Kallerup, Rie S.; Franzyk, Henrik; Schiøth, Mikkel L.; Justesen, Sarah; Martin-Bertelsen, Birte; Rose, Fabrice; Madsen, Cecilie M.; Christensen, Dennis; Korsholm, Karen S.; Yaghmur, Anan; Foged, Camilla

By 12 March 2019No Comments

Molecular Pharmaceutics, 2017, vol 14, 7, pp. 2294-2306



Synthetic mycobacterial cord factor analogues, e.g., trehalose 6,6′-dibehenate (TDB), are highly promising adjuvants due to their strong immunopotentiating capabilities, but their biophysical properties have remained poorly characterized. Here, we report the synthesis of an array of synthetic TDB analogues varying in acyl chain length, degree of acylation, and headgroup display, which was subjected to biophysical characterization of neat nondispersed self-assembled nanostructures in excess buffer and as aqueous dispersions with cationic dimethyldioctadecylammonium (DDA) bromide. The array comprised trehalose mono- (TMX) and diester (TDX) analogues with symmetrically shortened acyl chains [denoted by X: arachidate (A), stearate (S), palmitate (P), myristate (Myr), and laurate (L)] and an analogue with a short hydrophilic polyethylene glycol (PEG) linker inserted between the trehalose headgroup of TDS and the acyl chains (PEG-TDS).
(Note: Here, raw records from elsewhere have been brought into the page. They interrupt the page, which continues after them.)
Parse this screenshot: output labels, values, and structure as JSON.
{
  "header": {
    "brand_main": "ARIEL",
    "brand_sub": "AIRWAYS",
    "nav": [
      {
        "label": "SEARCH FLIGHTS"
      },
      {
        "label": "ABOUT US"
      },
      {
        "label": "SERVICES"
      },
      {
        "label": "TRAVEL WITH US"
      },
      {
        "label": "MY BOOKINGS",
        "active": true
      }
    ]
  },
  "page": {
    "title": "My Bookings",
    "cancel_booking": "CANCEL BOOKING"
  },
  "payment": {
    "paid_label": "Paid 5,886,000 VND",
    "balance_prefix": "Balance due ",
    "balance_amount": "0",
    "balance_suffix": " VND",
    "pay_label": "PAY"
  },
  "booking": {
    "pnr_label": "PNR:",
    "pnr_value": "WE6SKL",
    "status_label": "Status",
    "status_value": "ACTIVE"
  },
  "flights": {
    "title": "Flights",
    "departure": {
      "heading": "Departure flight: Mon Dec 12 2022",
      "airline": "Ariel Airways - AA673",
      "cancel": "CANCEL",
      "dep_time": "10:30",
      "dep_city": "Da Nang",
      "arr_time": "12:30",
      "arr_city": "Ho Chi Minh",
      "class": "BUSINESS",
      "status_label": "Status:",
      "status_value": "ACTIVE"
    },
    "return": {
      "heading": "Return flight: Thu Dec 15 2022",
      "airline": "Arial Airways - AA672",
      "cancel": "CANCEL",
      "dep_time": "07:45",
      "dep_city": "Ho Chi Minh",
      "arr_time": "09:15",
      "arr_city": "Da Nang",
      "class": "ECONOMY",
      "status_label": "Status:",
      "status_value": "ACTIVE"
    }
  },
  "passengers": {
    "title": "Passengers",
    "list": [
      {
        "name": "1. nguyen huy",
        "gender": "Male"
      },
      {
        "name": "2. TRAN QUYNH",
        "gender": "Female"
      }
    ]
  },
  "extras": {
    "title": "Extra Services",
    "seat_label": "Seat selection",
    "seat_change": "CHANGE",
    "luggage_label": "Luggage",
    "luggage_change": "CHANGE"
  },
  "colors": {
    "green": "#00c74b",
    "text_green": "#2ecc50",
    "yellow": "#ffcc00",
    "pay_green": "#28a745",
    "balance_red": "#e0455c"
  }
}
All dispersions were liposomes, but in contrast to the colloidally stable and highly cationic TDX-containing liposomes, the zeta-potential was significantly reduced for DDA/TMX and DDA/PEG-TDS liposomes, suggesting a charge-shielding effect, which compromises the colloidal stability. An increased d-spacing was observed for the lamellar phase of neat TDB analogues in excess buffer (TDS < TMS < PEG-TDS), confirming that the charge shielding is caused by an extended molecular configuration of the more flexible headgroup. Differential scanning calorimetry showed highly cooperative phase transitions for all tested dispersions albeit the monoesters destabilized the lipid bilayers. Langmuir experiments demonstrated that incorporation of TDXs and PEG-TDS stabilized DDA monolayers due to improved hydrogen bonding and reduced intermolecular repulsions. In conclusion, data suggest that the DDA/TDS dispersions exhibit favorable physicochemical properties rendering these DDA/TDS liposomes an attractive vaccine adjuvant, and they emphasize that not only the receptor binding and immune activation but also the biophysical properties of immunopotentiator formulations should be collectively considered when designing adjuvants with optimal safety, efficacy, and storage stability.